Look what happens with their own specs with the new battery.
The 13.4 KWH battery range is 124 city, 100 combined, 80 freeway.
The new 21.5 KWH is 249, 143 and 112 miles.
That is in percentage of range improvement as 100%, 43% & 40% increase with the new battery.
I assume the 80/112 freeway miles is at 65 MPH.
I assume at 80 MPH, both batteries could have around the exact same range.
At 100 MPH, perhaps our old battery has a better range than the new.
That's why I would like to see a chart on each, like Tesla has. I know my Tesla Model 3 gets 420 miles of range at 38 MPH, 320 at 65 MPH. etc.
With the new battery, I expect the nominal KWH reduces a lot more with load than does our old battery. I have explained before, with batteries, a KWH is NOT always a KWH when the load changes. They could rate them where the KWH give the very best numbers.

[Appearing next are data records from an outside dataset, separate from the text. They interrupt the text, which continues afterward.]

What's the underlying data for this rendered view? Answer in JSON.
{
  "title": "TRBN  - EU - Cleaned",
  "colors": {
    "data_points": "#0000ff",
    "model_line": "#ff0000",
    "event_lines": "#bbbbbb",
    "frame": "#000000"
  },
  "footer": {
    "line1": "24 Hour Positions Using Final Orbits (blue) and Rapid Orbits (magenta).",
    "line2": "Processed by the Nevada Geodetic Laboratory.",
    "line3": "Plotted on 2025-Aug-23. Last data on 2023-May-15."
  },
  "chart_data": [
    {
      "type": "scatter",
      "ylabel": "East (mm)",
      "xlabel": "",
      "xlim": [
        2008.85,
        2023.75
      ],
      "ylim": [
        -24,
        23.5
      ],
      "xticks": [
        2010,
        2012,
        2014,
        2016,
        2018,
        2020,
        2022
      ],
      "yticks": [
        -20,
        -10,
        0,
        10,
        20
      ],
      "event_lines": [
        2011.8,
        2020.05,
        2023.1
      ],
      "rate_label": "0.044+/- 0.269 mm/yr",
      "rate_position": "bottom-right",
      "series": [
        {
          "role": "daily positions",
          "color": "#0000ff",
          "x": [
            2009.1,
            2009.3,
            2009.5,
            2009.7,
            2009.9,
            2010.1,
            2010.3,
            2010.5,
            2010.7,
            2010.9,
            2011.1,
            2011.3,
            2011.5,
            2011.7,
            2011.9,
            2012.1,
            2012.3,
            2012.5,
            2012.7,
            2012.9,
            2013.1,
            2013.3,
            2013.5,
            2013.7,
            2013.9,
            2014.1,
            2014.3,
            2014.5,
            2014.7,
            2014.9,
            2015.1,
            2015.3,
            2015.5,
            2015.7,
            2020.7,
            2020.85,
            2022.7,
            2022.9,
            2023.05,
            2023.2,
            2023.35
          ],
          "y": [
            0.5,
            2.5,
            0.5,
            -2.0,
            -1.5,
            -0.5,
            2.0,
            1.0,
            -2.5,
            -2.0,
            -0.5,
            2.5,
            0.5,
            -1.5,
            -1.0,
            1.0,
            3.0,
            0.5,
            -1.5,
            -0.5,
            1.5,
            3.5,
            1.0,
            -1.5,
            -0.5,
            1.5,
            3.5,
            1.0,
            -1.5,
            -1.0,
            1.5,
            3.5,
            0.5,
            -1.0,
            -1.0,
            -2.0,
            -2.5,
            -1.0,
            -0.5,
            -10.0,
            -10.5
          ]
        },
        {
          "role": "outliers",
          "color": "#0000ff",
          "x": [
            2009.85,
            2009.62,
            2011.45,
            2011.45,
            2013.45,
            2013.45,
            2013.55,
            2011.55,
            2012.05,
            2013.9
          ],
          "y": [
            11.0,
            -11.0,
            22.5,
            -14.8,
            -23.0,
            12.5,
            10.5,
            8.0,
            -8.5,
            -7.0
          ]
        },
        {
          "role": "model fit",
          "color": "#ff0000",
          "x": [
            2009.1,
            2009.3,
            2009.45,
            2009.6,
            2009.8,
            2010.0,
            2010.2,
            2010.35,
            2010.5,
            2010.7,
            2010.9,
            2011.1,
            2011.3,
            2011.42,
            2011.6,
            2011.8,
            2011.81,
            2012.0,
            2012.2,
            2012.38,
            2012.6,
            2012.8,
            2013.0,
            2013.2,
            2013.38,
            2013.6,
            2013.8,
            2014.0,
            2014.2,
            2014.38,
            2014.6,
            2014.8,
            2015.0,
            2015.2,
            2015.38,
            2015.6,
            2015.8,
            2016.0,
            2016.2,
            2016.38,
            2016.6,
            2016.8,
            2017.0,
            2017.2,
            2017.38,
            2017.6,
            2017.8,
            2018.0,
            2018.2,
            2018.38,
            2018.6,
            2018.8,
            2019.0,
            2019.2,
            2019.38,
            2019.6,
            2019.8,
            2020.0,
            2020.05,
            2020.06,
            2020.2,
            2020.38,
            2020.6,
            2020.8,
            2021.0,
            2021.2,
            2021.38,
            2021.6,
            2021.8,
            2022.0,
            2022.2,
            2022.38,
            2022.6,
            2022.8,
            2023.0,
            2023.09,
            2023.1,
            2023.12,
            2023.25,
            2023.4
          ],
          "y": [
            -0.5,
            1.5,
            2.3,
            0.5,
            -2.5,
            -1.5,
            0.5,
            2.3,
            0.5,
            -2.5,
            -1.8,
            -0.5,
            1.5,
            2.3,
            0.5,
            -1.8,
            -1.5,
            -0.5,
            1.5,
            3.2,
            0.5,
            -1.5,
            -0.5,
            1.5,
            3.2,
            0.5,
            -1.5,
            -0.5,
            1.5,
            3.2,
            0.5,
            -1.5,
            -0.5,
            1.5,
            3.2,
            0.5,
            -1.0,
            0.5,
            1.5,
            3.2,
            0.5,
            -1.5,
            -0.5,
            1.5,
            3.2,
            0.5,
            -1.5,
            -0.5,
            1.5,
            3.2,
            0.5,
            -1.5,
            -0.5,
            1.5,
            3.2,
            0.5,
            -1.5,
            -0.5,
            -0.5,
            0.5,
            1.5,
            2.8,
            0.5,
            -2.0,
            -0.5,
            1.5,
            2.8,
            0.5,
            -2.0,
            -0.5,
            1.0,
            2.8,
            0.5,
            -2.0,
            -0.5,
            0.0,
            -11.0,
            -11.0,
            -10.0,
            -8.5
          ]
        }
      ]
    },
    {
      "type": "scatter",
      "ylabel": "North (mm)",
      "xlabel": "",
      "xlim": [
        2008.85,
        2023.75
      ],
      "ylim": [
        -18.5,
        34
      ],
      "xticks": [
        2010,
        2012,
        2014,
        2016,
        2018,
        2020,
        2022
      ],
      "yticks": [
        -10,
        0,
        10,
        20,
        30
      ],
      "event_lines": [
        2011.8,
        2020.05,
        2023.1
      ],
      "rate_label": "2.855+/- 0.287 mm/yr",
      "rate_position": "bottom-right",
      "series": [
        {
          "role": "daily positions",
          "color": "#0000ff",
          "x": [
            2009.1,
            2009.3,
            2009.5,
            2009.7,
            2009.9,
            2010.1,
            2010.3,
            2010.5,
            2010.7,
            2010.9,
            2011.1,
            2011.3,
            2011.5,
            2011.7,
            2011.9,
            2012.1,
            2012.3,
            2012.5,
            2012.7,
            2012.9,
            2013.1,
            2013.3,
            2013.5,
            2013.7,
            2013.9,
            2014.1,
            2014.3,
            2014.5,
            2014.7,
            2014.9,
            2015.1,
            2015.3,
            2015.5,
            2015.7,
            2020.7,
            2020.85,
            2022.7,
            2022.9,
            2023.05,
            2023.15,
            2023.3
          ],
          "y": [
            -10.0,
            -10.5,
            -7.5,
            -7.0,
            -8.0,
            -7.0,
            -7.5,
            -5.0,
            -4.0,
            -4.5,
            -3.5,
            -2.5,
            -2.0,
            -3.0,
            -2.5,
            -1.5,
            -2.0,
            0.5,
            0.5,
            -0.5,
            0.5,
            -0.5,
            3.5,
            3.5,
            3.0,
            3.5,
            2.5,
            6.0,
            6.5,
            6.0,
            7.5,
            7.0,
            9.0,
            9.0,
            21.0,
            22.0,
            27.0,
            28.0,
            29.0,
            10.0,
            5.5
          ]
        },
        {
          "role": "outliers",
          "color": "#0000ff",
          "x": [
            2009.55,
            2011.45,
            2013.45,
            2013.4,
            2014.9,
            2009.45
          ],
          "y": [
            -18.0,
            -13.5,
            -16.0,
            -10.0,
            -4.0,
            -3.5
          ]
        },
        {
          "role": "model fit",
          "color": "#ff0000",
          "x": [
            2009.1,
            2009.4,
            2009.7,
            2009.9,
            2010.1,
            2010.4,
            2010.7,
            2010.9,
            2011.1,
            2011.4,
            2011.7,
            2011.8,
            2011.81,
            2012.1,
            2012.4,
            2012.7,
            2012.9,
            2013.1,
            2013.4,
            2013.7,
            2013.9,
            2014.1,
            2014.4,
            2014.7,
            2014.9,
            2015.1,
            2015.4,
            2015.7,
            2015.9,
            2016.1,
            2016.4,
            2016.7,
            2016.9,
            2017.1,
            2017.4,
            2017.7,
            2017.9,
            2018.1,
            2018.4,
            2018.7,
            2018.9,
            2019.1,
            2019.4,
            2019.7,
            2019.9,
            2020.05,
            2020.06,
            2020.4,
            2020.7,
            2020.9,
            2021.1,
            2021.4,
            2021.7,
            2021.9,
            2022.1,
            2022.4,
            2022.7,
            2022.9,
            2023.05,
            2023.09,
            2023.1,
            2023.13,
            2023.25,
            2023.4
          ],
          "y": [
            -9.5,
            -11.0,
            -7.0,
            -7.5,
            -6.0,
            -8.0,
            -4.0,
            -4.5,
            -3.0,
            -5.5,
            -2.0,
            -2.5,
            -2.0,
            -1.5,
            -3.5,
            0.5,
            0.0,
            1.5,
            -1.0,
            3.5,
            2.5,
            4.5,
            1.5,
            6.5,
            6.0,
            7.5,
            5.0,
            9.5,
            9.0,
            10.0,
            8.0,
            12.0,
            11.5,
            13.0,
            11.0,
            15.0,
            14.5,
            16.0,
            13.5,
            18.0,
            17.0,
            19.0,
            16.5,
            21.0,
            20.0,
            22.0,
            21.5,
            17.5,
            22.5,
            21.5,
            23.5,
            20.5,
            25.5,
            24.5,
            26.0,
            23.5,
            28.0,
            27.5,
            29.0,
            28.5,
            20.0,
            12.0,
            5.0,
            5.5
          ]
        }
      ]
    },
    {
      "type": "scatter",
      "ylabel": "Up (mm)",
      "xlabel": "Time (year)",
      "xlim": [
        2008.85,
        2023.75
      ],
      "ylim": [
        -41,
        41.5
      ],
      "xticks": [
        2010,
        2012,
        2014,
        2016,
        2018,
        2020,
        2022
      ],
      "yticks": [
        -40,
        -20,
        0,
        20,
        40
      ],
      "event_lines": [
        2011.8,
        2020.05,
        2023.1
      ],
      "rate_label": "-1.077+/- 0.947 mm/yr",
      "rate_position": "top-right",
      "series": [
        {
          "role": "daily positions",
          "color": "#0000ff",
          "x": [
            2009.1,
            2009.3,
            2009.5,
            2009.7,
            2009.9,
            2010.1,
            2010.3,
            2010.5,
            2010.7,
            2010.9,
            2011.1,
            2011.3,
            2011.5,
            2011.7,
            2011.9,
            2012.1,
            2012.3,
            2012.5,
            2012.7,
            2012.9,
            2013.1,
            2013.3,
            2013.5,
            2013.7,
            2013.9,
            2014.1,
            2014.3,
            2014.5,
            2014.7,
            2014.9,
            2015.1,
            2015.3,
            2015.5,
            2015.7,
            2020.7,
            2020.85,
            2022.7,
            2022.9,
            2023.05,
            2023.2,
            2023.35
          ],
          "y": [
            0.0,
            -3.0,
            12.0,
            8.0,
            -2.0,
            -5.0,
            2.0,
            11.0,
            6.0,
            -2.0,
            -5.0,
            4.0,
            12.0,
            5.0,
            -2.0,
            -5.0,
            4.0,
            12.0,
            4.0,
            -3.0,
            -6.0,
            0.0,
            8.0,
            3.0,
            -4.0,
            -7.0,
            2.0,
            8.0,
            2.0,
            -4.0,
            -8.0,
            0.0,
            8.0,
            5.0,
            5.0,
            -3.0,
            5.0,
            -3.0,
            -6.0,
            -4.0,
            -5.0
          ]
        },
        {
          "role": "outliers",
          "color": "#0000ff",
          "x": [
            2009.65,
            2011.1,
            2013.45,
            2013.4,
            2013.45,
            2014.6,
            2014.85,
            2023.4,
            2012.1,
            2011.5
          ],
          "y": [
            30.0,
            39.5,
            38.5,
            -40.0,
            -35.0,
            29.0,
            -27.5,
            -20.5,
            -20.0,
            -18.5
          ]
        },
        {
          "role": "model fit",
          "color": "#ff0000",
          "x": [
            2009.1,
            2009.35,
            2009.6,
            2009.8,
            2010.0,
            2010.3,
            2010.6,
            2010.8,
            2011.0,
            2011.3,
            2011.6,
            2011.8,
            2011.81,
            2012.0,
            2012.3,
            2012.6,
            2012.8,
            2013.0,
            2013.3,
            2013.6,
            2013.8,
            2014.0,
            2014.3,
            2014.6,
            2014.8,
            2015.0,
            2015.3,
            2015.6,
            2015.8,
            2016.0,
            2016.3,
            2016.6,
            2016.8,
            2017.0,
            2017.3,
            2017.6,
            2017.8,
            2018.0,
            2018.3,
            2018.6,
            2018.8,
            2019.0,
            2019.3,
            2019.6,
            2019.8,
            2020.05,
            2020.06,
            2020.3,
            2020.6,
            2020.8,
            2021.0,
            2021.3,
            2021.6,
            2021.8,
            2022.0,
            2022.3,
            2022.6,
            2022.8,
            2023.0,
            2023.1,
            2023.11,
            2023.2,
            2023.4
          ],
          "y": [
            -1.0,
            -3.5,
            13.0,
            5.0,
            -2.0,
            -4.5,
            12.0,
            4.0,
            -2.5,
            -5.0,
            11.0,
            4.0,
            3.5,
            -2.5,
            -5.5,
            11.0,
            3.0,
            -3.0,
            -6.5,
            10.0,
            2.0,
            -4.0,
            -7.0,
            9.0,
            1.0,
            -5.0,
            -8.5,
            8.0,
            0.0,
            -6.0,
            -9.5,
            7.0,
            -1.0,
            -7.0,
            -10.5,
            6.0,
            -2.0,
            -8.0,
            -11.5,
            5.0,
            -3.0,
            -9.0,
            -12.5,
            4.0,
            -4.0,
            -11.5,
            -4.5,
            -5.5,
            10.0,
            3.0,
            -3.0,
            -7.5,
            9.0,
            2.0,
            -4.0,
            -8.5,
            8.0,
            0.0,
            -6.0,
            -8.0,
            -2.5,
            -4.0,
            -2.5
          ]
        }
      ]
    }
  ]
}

The big advantage of the newer battery is at slower speeds, where the range doubles. As the speed increases, it looks like the difference becomes less and less between the new and old battery by Energia's own range specs.
If going fast enough, is it possible that the older battery gives better range than the new? I kinda assume such is possible, say at above 100 MPH. Can somebody here explain if such is really possible?